The advent of service plans has been an attempt to reassure car buyers that reliability and customer service is still paramount for retailers. But are they all they’re cracked up to be? EMaC has partnered with Vauxhall to give those people looking at Vauxhall nearly new cars the chance to sign up to a plan called ‘Vauxhall Care.’ For between £19 and £22 a month, customers receive three years free servicing, the first MOT for the vehicle if needed, and extra roadside assistance should a breakdown occur. This extra peace of mind when undertaking the daily commute is an attempt by Vauxhall to provide a more comprehensive aftercare plan, and plenty of consumers have been taking them up on this offer. Alongside the usual warranty, the service plan is excellent value for money.
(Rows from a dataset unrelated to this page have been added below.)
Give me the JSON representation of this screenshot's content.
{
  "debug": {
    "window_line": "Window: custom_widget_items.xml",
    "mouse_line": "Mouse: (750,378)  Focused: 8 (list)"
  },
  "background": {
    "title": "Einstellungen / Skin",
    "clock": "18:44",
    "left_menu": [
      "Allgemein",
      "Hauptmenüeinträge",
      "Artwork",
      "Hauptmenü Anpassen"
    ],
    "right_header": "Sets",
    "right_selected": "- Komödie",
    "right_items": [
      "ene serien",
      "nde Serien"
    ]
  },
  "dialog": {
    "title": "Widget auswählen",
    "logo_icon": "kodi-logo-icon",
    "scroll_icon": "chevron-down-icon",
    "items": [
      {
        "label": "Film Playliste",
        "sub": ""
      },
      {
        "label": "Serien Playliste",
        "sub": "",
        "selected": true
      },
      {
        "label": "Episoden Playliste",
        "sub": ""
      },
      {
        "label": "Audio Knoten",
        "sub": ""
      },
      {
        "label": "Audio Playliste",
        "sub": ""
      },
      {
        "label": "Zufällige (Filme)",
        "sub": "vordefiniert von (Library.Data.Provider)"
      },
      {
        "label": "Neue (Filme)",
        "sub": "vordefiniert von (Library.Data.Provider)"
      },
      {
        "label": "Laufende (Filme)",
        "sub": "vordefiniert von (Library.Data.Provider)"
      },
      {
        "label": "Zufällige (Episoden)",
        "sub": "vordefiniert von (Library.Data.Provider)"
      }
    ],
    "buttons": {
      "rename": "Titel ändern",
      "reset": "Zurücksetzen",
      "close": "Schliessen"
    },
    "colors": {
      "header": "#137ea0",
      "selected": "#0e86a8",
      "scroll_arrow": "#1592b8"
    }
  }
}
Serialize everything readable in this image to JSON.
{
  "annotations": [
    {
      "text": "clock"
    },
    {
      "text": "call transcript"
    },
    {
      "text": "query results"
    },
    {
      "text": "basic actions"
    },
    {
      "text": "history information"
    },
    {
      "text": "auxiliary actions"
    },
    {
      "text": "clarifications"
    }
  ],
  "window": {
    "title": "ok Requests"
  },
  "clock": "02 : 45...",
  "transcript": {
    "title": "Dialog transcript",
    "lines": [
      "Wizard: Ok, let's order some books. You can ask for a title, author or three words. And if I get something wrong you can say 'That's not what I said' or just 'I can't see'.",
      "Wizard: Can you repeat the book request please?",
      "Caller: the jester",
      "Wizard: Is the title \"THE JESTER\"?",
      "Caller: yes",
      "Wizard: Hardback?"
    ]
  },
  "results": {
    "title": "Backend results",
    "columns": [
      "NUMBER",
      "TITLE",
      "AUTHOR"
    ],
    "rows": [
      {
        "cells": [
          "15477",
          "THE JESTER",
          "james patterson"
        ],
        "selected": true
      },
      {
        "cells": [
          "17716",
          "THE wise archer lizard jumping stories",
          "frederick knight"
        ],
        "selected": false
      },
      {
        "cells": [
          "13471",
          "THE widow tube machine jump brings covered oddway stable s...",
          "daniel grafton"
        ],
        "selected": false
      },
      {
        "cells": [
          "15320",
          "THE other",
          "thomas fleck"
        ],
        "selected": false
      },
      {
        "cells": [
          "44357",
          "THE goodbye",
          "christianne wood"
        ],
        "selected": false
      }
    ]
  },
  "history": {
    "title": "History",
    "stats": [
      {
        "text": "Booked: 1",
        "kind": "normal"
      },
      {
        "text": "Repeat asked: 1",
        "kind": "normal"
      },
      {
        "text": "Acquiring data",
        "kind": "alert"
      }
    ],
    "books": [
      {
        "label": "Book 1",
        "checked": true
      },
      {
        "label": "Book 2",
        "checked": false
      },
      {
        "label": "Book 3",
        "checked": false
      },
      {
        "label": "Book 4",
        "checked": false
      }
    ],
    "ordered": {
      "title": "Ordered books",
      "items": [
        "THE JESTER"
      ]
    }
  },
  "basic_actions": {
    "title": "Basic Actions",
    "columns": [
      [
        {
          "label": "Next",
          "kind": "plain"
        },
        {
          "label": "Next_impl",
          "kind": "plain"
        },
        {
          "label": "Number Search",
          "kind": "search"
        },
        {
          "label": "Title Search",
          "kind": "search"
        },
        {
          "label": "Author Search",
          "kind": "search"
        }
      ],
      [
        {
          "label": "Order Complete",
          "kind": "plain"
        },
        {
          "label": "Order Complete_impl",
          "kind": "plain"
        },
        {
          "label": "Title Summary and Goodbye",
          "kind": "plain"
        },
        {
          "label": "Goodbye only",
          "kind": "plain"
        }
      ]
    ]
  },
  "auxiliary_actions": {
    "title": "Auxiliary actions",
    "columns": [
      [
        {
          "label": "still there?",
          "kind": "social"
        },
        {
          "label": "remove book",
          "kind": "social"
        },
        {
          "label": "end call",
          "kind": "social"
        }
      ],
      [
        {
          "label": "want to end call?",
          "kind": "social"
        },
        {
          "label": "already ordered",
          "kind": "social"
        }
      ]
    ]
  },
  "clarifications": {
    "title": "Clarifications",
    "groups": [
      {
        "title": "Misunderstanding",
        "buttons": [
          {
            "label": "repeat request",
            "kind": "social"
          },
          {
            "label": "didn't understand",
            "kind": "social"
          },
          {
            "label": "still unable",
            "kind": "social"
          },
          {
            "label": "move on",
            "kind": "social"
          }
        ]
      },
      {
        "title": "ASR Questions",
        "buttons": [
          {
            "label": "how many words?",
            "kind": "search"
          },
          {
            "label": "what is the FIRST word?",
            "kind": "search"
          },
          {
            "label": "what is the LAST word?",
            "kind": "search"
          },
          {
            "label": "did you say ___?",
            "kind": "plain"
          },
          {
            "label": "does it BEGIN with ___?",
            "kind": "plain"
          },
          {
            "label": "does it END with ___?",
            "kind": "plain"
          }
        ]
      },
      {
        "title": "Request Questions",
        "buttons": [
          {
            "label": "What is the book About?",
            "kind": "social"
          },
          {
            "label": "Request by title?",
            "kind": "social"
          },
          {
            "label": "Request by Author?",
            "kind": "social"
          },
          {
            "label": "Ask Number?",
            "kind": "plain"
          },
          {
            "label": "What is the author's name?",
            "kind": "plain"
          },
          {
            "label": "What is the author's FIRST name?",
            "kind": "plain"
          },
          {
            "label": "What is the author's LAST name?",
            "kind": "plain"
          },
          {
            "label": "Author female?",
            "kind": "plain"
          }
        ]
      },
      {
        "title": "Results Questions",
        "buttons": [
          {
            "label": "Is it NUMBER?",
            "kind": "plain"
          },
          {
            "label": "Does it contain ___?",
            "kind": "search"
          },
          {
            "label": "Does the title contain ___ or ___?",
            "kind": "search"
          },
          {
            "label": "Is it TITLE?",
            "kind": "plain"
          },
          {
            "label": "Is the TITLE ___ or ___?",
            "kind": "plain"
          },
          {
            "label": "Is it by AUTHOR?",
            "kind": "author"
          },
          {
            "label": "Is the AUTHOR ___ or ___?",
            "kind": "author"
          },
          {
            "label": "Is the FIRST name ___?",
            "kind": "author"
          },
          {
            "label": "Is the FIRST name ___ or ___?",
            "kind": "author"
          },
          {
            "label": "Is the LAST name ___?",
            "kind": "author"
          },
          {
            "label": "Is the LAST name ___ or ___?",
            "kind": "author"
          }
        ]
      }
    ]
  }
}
Honda also provides a service plan that aims to provide a better aftercare follow up schedule. While similar to that of Vauxhall’s there are some key differences. Read the small print, and you will soon see that if your Honda is fitted with a Service Reminder System, the service plan will not cover any interim service that may be required, even if this is just for an oil and filter change.
Mercedes Benz also provides their own service plan, but again, it seems to be lacking a little. From £29 a month, which is a little on the expensive side, you will receive three services (not three years free servicing) and the pricing is bespoke meaning the £29 a month quoted will only cover the bare minimum.
You could, of course, choose a third party care plan, like the good garages scheme or RAC to provide a service plan. Or you may want to risk it and not get one at all. A service can cost around £150 at a small generic garage with larger named dealerships costing much more. You may want to put the service plan money that you would be spending into a savings account and put this towards vehicle maintenance.
For ease, service plans are beneficial. They allow you to take your car to a garage, get it serviced, and not have to pay out on the day as everything is covered. Whether they actually save money, in the long run, is debatable. However, for peace of mind and simplicity, a service plan should not be ruled out of your car buying process.